One point Bishop Kirby sought to emphasize was that when one looks at the work undertaken on behalf of Irish prisoners in the campaign to free those wrongly imprisoned, and separately at the achievements of the Task Force on Emigration, it is clear that in order to achieve significant outcomes for those living overseas, connection with the homeland is vital.
“The lesson from this book is that the more isolated emigrant or diaspora groups become; the less effective they are on behalf of those they serve. New energy and fresh imagination has to be brought to bear on the way that Irish people abroad relate to their homeland for the good of both.”
He said the book’s research highlighted the importance of supporting emigrants maintaining contact with their homeland; the importance of providing assistance to new emigrants; placing people at the heart of migrant policy; and, encouraging the work of integration.
Another point highlighted by the book relates to reports of the ‘ghettoisation’ of emigrant communities.
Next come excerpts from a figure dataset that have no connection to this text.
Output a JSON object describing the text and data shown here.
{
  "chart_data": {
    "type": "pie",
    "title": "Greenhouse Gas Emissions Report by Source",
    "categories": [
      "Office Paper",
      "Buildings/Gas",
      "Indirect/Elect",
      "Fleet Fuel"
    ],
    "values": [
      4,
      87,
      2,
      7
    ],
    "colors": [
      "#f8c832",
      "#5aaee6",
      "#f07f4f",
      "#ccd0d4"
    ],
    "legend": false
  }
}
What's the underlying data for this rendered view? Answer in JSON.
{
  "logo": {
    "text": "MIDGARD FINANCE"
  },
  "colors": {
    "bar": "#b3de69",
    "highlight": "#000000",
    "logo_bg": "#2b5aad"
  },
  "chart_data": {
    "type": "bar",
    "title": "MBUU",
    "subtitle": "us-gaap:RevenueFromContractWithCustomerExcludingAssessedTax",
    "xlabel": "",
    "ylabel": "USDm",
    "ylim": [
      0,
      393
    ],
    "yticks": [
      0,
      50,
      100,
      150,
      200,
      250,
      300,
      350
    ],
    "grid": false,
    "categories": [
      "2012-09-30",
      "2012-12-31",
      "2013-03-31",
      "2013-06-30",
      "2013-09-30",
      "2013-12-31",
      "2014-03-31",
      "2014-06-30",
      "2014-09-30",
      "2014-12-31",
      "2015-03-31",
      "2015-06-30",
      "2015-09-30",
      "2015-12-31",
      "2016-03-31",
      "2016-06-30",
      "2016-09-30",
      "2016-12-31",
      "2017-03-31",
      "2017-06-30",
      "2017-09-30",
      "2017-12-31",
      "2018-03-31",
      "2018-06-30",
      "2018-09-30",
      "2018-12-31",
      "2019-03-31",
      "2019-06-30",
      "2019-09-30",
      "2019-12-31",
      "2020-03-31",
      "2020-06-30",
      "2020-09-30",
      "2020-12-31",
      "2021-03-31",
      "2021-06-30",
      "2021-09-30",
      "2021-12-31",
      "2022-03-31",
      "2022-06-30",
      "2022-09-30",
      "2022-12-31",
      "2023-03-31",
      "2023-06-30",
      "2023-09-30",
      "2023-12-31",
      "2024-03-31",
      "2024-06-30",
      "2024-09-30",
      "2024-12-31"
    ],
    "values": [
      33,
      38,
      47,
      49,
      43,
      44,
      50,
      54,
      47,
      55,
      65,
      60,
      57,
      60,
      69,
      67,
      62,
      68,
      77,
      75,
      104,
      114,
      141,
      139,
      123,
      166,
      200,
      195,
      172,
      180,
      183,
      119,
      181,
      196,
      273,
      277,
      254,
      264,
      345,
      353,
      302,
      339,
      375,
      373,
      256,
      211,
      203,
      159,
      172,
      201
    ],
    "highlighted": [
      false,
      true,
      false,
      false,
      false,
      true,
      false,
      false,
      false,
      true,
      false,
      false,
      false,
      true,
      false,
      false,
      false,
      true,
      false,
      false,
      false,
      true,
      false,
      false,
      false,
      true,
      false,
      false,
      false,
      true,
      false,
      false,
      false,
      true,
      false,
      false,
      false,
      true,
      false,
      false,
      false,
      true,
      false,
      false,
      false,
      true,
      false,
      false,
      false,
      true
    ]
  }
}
“Those looking in from the outside can often accuse those who work with migrants of creating ‘ghettos’. This research challenges those who hold this view,” he highlighted.
Bishop Kirby also said that while Irish migrants were not without stigma in some of their host communities, Ireland was fortunate that the Irish who travelled to Britain didn’t have to worry about visas or quotas.
“They didn’t have to declare as refugees and asylum seekers though many were economic refugees and some may have fled persecution of one form or another.”